Hypnosis and Hypnotherapy
Hypnosis uses visualisation and deepening relaxation techniques to help the client enter into an altered state of consciousness. It is usually associated with stage hypnotists who get the public up on stage to act like chickens. A hypnotist cannot make anyone do anything against your will though. If they could, can you imagine what might happen? When I was a magistrate, a defense laywer tried to get his client off a charge of handing over money from the cash register to a complete 'stranger' saying they had been hypnotised. It did not stand up in court by the way.

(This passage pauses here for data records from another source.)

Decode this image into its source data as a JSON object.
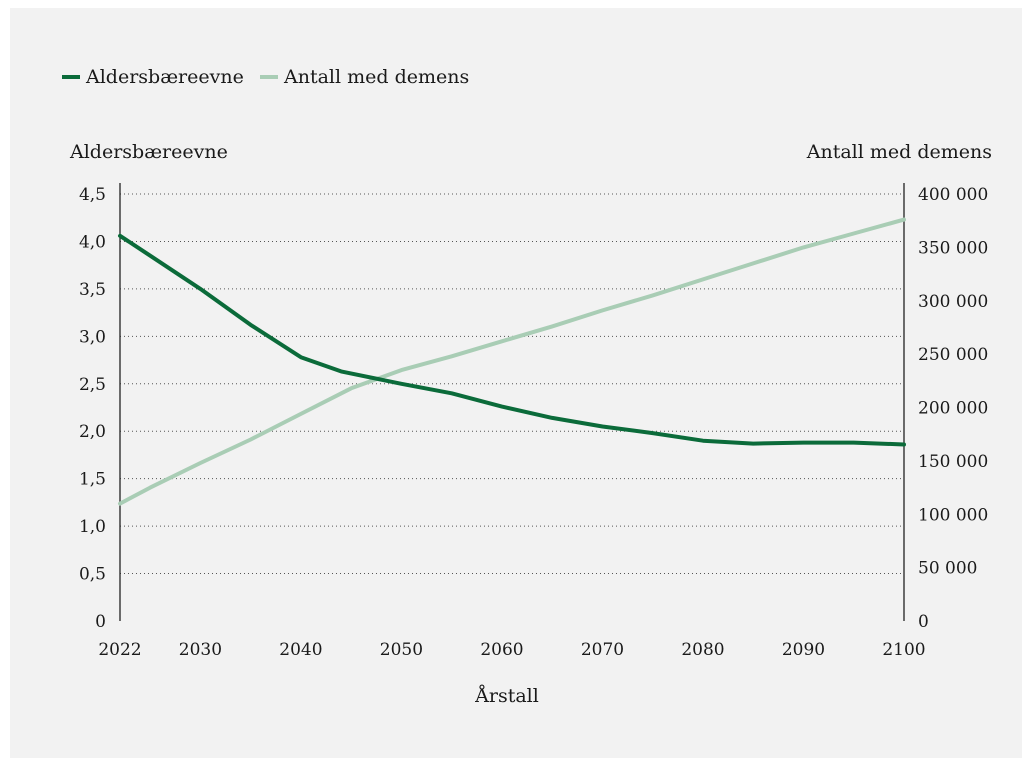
{
  "chart_data": {
    "type": "line",
    "xlabel": "Årstall",
    "x_ticks": [
      2022,
      2030,
      2040,
      2050,
      2060,
      2070,
      2080,
      2090,
      2100
    ],
    "xlim": [
      2022,
      2100
    ],
    "left_axis": {
      "label": "Aldersbæreevne",
      "ylim": [
        0,
        4.5
      ],
      "ticks": [
        0,
        0.5,
        1.0,
        1.5,
        2.0,
        2.5,
        3.0,
        3.5,
        4.0,
        4.5
      ],
      "tick_labels": [
        "0",
        "0,5",
        "1,0",
        "1,5",
        "2,0",
        "2,5",
        "3,0",
        "3,5",
        "4,0",
        "4,5"
      ]
    },
    "right_axis": {
      "label": "Antall med demens",
      "ylim": [
        0,
        400000
      ],
      "ticks": [
        0,
        50000,
        100000,
        150000,
        200000,
        250000,
        300000,
        350000,
        400000
      ],
      "tick_labels": [
        "0",
        "50 000",
        "100 000",
        "150 000",
        "200 000",
        "250 000",
        "300 000",
        "350 000",
        "400 000"
      ]
    },
    "grid": "horizontal dotted",
    "legend_position": "top-left",
    "series": [
      {
        "name": "Aldersbæreevne",
        "axis": "left",
        "color": "#0b6b3a",
        "x": [
          2022,
          2025,
          2030,
          2035,
          2040,
          2044,
          2050,
          2055,
          2060,
          2065,
          2070,
          2075,
          2080,
          2085,
          2090,
          2095,
          2100
        ],
        "y": [
          4.06,
          3.85,
          3.5,
          3.12,
          2.78,
          2.63,
          2.5,
          2.4,
          2.26,
          2.14,
          2.05,
          1.98,
          1.9,
          1.87,
          1.88,
          1.88,
          1.86
        ]
      },
      {
        "name": "Antall med demens",
        "axis": "right",
        "color": "#a9cdb5",
        "x": [
          2022,
          2025,
          2030,
          2035,
          2040,
          2045,
          2050,
          2055,
          2060,
          2065,
          2070,
          2075,
          2080,
          2085,
          2090,
          2095,
          2100
        ],
        "y": [
          110000,
          125000,
          148000,
          170000,
          194000,
          218000,
          235000,
          248000,
          262000,
          276000,
          291000,
          305000,
          320000,
          335000,
          350000,
          363000,
          376000
        ]
      }
    ]
  }
}
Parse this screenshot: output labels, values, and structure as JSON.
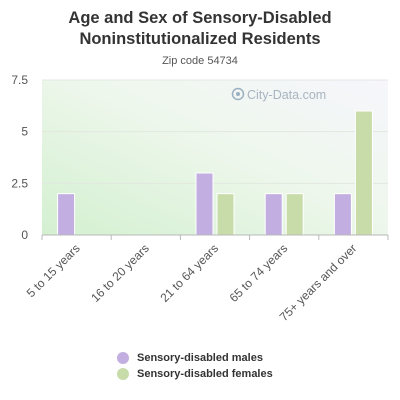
{
  "chart_data": {
    "type": "bar",
    "title": "Age and Sex of Sensory-Disabled Noninstitutionalized Residents",
    "subtitle": "Zip code 54734",
    "categories": [
      "5 to 15 years",
      "16 to 20 years",
      "21 to 64 years",
      "65 to 74 years",
      "75+ years and over"
    ],
    "series": [
      {
        "name": "Sensory-disabled males",
        "values": [
          2,
          0,
          3,
          2,
          2
        ],
        "color": "#c2aee0"
      },
      {
        "name": "Sensory-disabled females",
        "values": [
          0,
          0,
          2,
          2,
          6
        ],
        "color": "#c8dcaa"
      }
    ],
    "y_ticks": [
      "0",
      "2.5",
      "5",
      "7.5"
    ],
    "ylim": [
      0,
      7.5
    ],
    "grid": true,
    "legend_position": "bottom"
  },
  "watermark": "City-Data.com"
}
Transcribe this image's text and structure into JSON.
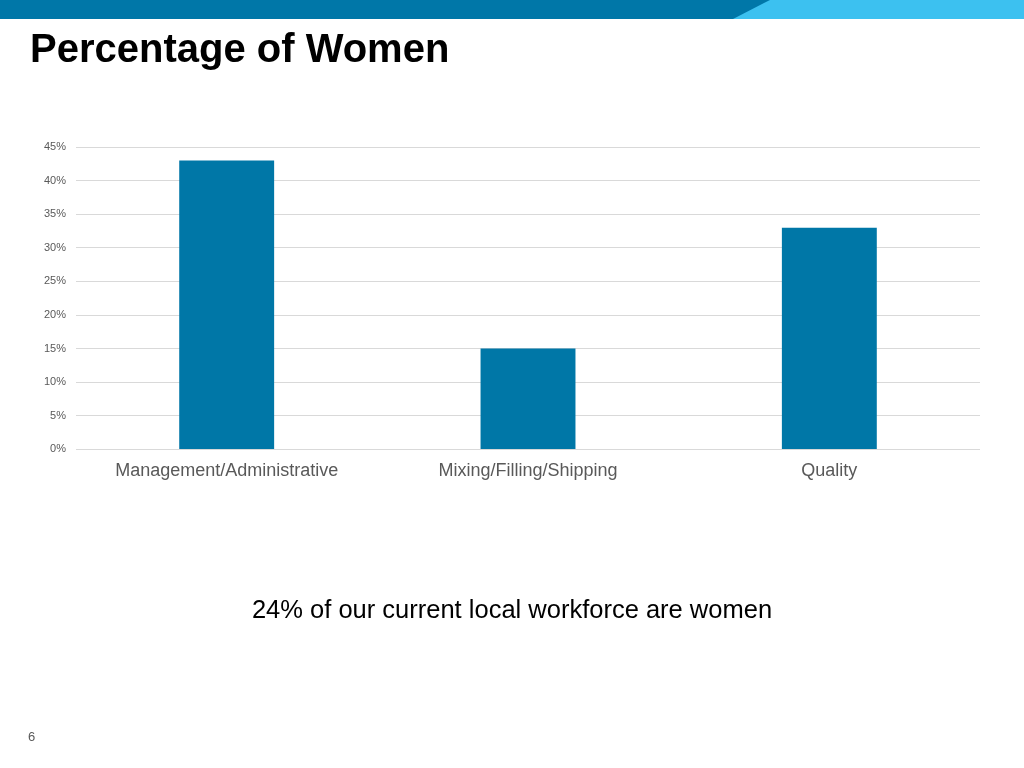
{
  "chart_data": {
    "type": "bar",
    "title": "Percentage of Women",
    "categories": [
      "Management/Administrative",
      "Mixing/Filling/Shipping",
      "Quality"
    ],
    "values": [
      43,
      15,
      33
    ],
    "color": "#0077a7",
    "ylim": [
      0,
      45
    ],
    "yticks": [
      {
        "value": 0,
        "label": "0%"
      },
      {
        "value": 5,
        "label": "5%"
      },
      {
        "value": 10,
        "label": "10%"
      },
      {
        "value": 15,
        "label": "15%"
      },
      {
        "value": 20,
        "label": "20%"
      },
      {
        "value": 25,
        "label": "25%"
      },
      {
        "value": 30,
        "label": "30%"
      },
      {
        "value": 35,
        "label": "35%"
      },
      {
        "value": 40,
        "label": "40%"
      },
      {
        "value": 45,
        "label": "45%"
      }
    ],
    "grid": "y",
    "annotations": [
      "24% of our current local workforce are women",
      "6"
    ]
  }
}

Hypnotherapy on the other hand is similar to hypnosis but has been used for hundreds of years as a theraputic tool. By gently taking the person into a relaxed state, the therapist can talk to their subconscious mind and suggest changes but not for entertainment. It's all very natural and very safe. Modern hypnotherapists use hypnotherapy not only for medical purposes, but also as an aid for the resolution of many problems that are psychological in origin. All age groups will readily respond to Hypnotherapy.
Hypnotherapy is often referred to as meditation, visualisation or daydreaming as they could be right. In my personal opinion, hypnotherapy or hypnosis is more guided by the facilitator to take you into that brainwave state whereas meditation is often self achieved. Hypnotherapy tends to be goal orientated too. Because the hypnotherapist facitates the session, they can access more deeply into the subconscious and results are quicker.
During hypnotherapy You are aware and in control at every moment and you can terminate the session at any time.
It is impossible to get stuck in a state of hypnosis or hypnotherapy.
It is the most effective way of giving up smoking according to the largest ever scientific comparison of ways of breaking the habit. It is endorsed by and used by medical practitioners. Researchers at the University of Manchester believe hypnosis relieves symptoms of Irritable Bowel Syndrome IBS). It has also been proven to reduce blood pressure. .
As with all therapies or techniques that alter the mind's consciousness, caution should be applied if suffering from psychosis or any severe mental health problem. If in doubt, always discuss with a trained professional.
Well that's my viewpoint but if you want to comment or add your own, feel free!